There was a time when
everyone watched Friends. Then a backlash began during the latter seasons, which often happens with any
television series, or movie, or song that achieves a particularly substantial
level of popularity. The remnants of that backlash have yet to subside.
Today, when lists are made
of the greatest sitcoms of all time, they include the usual titles from the
1950s through the 1980s, but among shows from the past 10-15 years it’s usually
Seinfeld that is singled out,
along with cult series like Arrested Development. Friends, it seems, has become a victim of its own mass-market appeal. Once the
cool kids realized that everybody liked the show, they quickly moved on to
something less mainstream.
But for me, Friends was the last true classic television situation
comedy. That doesn't mean it was the last television
comedy to achieve greatness, but it was the last to do so with the ubiquitous
level of viewer enthusiasm that TV once took for granted.
Seinfeld achieved this as well. But that series was too
subversive to be considered an heir to situation comedies from generations
past. Its objective was not to function within that format, but to undermine it
with a cynical self-awareness. That it did so brilliantly cannot be denied. But
as Seinfeld was more of an
anti-sitcom, it belongs in a separate category. If you wished to create an
unbroken chain of traditional television sitcoms that spans the history of the medium, the
first link in that chain would be I Love Lucy, and the last link belongs to Friends.
Jennifer Aniston has made
so many forgettable movies over the past decade, it’s easy to forget that she
once earned an Emmy Award and comparisons to Lucille Ball for her portrayal of
Rachel Green. Sure, her hairstyle was more famous than she was for awhile, but
as the Ross-Rachel romance evolved she and David Schwimmer created characters
viewers genuinely cared about. Similarly, Matthew Perry’s repeated and failed
attempts at headlining another series have obscured the realization that he was
once the funniest actor on television.
But it was more than
individual performances, or the fact that you could mix and match any
combination of the series’ six leads and get something memorable. Friends is the last classic sitcom because it’s the last
series to create moments that were widely discussed around office
water coolers and in high school classrooms the next morning. You didn’t have to
ask someone if they watched Friends
last night – you knew they had, so you could go right to reviewing the
particulars of the latest episode.
During ten years and
more than 250 episodes, they gave us plenty to discuss – the trip to London,
where Ross said Rachel’s name as he was marrying someone else; Phoebe’s songs
at Central Perk; Monica and Ross dancing on Dick Clark’s New Years Rockin’

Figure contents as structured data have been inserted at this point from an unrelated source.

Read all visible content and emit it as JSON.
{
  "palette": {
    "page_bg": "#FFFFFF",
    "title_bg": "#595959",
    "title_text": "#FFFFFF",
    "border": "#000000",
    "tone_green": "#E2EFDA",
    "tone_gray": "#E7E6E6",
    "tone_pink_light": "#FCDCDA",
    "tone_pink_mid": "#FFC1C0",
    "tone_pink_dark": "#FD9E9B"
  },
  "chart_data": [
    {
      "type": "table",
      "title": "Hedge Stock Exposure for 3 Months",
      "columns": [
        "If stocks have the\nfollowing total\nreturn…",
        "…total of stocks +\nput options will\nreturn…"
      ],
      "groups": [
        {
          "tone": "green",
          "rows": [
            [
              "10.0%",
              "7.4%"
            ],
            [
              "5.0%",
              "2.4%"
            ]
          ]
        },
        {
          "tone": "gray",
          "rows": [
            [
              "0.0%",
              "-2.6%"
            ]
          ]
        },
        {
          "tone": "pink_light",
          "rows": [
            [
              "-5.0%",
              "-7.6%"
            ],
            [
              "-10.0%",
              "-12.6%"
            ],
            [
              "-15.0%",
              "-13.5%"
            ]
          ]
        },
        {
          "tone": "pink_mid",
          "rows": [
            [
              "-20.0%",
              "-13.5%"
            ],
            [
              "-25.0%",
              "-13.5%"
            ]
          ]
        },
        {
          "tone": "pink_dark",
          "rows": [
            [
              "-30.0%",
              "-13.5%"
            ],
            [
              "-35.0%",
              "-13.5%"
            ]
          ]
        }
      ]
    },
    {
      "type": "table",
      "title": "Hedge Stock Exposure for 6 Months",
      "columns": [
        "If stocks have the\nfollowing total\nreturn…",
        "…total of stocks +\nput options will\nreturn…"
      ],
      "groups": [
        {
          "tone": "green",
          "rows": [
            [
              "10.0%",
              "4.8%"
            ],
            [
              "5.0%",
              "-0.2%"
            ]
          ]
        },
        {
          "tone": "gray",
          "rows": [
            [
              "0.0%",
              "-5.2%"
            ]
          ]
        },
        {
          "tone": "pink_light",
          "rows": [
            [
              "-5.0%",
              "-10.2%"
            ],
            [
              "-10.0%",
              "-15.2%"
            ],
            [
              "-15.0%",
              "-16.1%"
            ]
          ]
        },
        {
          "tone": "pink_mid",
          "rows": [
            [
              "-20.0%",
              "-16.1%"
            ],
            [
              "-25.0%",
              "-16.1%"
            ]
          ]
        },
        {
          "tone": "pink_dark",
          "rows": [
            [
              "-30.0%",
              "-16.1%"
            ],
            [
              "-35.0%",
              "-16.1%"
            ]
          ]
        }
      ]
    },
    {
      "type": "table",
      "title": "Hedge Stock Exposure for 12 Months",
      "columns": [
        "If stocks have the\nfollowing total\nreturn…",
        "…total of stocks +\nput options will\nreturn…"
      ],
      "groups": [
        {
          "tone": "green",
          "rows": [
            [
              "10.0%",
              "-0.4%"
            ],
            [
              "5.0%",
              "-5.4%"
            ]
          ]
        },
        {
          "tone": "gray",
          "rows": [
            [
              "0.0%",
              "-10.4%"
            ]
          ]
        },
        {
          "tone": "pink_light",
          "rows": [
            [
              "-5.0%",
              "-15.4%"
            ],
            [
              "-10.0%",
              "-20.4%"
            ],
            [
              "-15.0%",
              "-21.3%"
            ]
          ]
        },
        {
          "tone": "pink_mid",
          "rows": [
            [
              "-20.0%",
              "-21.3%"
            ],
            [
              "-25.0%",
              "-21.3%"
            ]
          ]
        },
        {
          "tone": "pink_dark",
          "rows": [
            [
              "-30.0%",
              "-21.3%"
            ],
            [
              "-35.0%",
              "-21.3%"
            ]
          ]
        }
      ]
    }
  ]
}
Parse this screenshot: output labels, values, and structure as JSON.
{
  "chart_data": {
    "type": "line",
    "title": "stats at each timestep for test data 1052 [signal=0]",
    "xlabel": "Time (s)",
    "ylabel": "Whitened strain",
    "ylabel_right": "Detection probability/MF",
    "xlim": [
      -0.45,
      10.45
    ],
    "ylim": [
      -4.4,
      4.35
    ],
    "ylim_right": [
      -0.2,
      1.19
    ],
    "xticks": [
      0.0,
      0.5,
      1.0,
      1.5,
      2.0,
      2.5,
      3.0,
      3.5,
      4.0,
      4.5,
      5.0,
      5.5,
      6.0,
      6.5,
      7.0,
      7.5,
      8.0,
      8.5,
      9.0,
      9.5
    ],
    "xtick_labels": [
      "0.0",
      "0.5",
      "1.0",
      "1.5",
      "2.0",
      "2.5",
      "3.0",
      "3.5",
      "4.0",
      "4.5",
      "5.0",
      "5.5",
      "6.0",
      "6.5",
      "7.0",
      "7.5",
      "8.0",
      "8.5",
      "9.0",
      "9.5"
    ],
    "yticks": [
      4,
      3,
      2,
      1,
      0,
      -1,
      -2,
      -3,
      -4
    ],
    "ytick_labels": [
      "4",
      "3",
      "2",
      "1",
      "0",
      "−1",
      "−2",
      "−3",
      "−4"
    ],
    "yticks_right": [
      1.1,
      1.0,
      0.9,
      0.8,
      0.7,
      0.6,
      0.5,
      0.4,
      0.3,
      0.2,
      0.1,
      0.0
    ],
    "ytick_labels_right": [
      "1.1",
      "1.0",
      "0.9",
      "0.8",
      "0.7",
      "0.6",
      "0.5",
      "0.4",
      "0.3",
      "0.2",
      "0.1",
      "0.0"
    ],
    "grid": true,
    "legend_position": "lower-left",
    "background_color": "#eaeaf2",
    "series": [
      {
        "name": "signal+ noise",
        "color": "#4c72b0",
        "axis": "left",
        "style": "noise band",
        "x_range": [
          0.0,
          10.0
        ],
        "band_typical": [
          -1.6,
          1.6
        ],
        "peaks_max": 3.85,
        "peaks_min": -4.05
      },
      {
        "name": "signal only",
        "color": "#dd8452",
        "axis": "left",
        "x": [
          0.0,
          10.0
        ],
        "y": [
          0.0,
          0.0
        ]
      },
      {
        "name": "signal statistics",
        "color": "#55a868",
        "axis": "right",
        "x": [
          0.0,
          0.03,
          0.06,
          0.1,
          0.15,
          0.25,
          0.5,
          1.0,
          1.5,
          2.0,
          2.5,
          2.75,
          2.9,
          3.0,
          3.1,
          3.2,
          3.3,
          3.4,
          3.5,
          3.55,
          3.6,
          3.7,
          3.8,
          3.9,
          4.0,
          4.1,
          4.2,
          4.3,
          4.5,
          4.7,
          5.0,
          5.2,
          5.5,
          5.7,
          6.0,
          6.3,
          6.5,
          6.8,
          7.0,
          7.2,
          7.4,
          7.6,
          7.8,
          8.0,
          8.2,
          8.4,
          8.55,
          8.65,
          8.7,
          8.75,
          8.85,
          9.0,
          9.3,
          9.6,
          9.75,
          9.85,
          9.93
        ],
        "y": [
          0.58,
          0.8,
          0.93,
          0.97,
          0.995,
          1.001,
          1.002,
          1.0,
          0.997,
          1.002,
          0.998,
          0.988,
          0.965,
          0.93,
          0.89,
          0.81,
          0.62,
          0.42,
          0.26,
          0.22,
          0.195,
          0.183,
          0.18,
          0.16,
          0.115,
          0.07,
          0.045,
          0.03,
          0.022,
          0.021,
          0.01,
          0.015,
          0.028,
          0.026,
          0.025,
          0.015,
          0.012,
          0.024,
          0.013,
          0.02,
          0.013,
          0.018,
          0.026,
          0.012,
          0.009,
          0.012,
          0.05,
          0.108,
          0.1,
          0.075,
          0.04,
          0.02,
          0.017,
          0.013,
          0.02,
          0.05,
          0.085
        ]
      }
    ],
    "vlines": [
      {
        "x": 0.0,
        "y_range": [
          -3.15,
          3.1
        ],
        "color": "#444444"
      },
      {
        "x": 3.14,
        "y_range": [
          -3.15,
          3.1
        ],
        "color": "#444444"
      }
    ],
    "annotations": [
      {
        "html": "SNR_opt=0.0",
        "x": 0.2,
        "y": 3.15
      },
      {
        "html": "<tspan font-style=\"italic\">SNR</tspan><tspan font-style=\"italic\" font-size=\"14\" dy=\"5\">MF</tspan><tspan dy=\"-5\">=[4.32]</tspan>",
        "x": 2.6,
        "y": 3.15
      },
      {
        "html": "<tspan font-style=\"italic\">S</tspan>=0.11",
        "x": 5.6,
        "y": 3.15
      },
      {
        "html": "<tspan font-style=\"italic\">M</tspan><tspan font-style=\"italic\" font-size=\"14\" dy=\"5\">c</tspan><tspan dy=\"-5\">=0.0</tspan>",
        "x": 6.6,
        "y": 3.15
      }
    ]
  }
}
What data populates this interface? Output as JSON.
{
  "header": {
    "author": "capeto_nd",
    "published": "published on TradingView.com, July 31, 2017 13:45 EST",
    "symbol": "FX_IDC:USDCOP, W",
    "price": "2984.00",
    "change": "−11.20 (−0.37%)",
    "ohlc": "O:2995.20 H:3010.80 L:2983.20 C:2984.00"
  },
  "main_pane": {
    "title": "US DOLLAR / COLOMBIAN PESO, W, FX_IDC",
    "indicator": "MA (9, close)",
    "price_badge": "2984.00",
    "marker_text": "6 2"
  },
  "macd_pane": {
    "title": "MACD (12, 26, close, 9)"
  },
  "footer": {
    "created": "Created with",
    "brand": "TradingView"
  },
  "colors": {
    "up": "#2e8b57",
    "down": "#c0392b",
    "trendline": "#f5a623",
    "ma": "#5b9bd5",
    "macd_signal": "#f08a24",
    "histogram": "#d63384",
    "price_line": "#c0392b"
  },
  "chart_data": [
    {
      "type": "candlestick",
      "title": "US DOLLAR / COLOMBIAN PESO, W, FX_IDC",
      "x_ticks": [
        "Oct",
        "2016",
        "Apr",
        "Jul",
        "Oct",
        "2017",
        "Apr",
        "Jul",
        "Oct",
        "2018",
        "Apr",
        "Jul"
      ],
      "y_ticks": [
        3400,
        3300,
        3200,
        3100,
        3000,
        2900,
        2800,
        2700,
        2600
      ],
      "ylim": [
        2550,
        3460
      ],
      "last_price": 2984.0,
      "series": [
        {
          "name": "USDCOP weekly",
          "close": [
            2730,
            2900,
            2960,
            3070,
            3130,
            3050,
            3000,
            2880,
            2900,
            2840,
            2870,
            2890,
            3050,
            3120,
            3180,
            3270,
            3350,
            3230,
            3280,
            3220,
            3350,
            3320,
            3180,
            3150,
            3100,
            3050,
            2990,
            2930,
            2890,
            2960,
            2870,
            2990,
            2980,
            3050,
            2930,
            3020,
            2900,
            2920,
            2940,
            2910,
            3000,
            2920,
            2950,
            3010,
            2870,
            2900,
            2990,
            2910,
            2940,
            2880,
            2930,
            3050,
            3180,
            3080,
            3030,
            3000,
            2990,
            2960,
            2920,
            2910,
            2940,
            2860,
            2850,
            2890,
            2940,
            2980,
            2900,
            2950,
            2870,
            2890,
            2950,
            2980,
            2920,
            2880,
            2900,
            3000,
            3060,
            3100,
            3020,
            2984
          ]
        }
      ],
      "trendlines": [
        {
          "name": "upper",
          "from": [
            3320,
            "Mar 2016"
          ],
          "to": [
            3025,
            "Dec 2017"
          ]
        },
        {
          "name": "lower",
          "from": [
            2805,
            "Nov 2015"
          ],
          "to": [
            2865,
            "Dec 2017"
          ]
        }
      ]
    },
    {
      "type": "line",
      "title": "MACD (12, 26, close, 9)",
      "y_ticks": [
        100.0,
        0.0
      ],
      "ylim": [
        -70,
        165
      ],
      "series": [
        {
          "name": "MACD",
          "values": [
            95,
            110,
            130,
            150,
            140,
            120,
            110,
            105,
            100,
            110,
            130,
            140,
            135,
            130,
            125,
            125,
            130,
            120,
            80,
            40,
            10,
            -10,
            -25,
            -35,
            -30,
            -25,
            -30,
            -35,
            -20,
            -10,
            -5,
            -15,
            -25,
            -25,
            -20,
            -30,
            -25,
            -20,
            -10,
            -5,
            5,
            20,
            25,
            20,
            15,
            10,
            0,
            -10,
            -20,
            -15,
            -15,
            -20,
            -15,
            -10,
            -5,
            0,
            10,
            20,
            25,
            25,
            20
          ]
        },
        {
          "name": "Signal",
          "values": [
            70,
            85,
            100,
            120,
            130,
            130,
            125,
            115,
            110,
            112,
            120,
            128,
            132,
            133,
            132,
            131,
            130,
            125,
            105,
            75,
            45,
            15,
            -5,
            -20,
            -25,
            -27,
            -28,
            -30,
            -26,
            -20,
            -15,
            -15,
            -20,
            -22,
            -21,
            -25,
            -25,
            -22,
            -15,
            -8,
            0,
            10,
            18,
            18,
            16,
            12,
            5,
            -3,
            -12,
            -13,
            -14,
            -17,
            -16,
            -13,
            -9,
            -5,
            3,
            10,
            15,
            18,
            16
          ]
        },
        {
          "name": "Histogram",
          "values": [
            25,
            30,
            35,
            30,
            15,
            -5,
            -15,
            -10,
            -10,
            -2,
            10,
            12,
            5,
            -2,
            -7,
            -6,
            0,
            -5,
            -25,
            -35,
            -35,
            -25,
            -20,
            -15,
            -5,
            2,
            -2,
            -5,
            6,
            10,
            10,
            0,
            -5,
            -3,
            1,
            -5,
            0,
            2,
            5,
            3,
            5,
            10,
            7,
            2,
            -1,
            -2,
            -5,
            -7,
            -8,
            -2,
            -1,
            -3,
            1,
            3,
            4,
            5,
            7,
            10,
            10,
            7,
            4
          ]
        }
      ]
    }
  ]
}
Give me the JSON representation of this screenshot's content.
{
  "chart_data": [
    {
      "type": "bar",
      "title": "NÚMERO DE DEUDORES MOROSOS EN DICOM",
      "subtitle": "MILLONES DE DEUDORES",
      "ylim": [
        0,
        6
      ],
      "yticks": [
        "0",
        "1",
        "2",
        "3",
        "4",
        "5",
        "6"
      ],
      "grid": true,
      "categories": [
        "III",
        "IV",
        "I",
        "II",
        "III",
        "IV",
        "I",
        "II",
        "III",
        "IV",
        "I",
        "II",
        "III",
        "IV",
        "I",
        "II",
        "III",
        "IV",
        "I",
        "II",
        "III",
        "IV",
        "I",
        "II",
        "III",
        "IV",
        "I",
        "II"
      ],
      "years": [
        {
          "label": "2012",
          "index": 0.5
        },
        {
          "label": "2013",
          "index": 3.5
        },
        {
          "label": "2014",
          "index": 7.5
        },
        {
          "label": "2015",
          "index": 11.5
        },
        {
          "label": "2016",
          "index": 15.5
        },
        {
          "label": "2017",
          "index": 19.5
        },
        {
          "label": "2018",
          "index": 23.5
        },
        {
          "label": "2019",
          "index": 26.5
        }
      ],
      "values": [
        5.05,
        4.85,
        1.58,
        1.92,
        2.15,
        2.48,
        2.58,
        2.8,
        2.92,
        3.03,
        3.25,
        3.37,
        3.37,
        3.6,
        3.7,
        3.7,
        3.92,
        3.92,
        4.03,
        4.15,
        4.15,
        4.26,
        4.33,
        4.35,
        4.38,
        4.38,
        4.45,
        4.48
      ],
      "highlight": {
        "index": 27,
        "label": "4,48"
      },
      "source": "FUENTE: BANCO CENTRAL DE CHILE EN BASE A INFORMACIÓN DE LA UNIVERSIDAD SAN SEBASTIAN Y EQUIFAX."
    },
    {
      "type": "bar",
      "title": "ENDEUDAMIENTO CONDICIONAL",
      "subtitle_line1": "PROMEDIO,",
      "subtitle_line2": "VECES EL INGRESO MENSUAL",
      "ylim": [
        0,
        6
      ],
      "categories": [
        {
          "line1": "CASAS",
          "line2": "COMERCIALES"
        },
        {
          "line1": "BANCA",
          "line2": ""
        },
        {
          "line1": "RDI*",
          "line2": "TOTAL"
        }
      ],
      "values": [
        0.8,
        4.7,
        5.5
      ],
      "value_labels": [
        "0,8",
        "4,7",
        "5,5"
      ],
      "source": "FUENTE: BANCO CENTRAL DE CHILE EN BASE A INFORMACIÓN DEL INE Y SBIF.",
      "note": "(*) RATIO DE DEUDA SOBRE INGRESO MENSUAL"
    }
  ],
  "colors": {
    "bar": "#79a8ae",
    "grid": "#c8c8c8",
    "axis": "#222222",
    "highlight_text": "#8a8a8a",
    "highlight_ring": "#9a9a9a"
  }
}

Eve; the boys vs. the girls trivia
challenge with apartments on the line; the Thanksgiving episodes; the
incredibly poignant moment when Rachel discovers how long Ross has loved her,
when they watch their high school prom video.
These scenes now have a
permanent residence in the sitcom pantheon, with Bob Hartley ordering Chinese
food, Lucy and Viv installing a shower, and Mary Richards at the funeral of
Chuckles the Clown.
Television no longer
occupies the same central place in the leisure time of those 30 and younger
that it did in generations past, so the chance of any series achieving Friends-level status is infinitesimal. Two and a Half
Men, The Big Bang Theory and How I Met Your Mother are all long-running, critically acclaimed shows.
Do an informal survey and ask the next ten people you meet if they watch them.
You’ll be lucky to get 3 “yes” responses. That’s the difference.